Sorry,long post. Has anyone raised the adding of vitamins to any and all foods, frequently at levels internationally declared too high?
An example, not the worst, is a fruit drink sold in re-usable glass bottles, therefore likely to appeal particularly to people concerned about ethical consumption and health
Small print shows it contains overdose levels of added vitamins
e.g. 700 times the recommended amount of vitamin B 12, in a product which "must be consumed within 3 days" I.E. purchasers must take a minimum of double the agreed medically advisable amount of B 12, even before whatever other dietary sources they take in each day.
Shortage of B12 or any other vitamin is not a good thing. But overdoses of any vitamins are equally bad.

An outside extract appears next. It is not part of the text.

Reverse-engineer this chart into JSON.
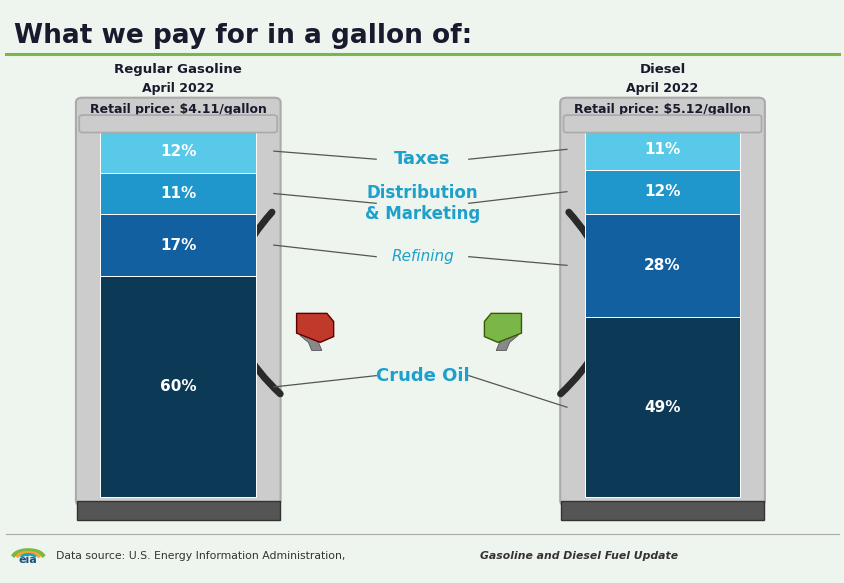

That is the entire purpose of producing internationally agreed advisable amounts.
It appears the pharmachemical industry is offloading its products by fair means or questionable ones. (In vitamin pills, it is not rare to see a supposedly daily pill would contain many hundreds the advised amount of an ingredient)
Having once known someone eager to improve her health, but wrecking it by taking overdoses of vitamins, I find this shocking: The general public might well believe that "if some is good, more must be better", so even if they do read the small print, not everyone will notice the significance, and only pharmacists will know the risks of overdosing.
"With added protein" or "With added vitamins" is unscrupulous marketing of a false notion that there can never be too much of a "good thing". People could be feeding themselves or their children ridiculous amounts of what appears 'nutritious', such as the same amount of protein as an entire animal carcasse, or the same amount of a vitamin as a lorry load of vegetables.
The industry may shrug that "it is declared on the label, so customers freely choose". For half a century, customers "freely chose" tobacco, in ignorance of the full implications of what that industry understood.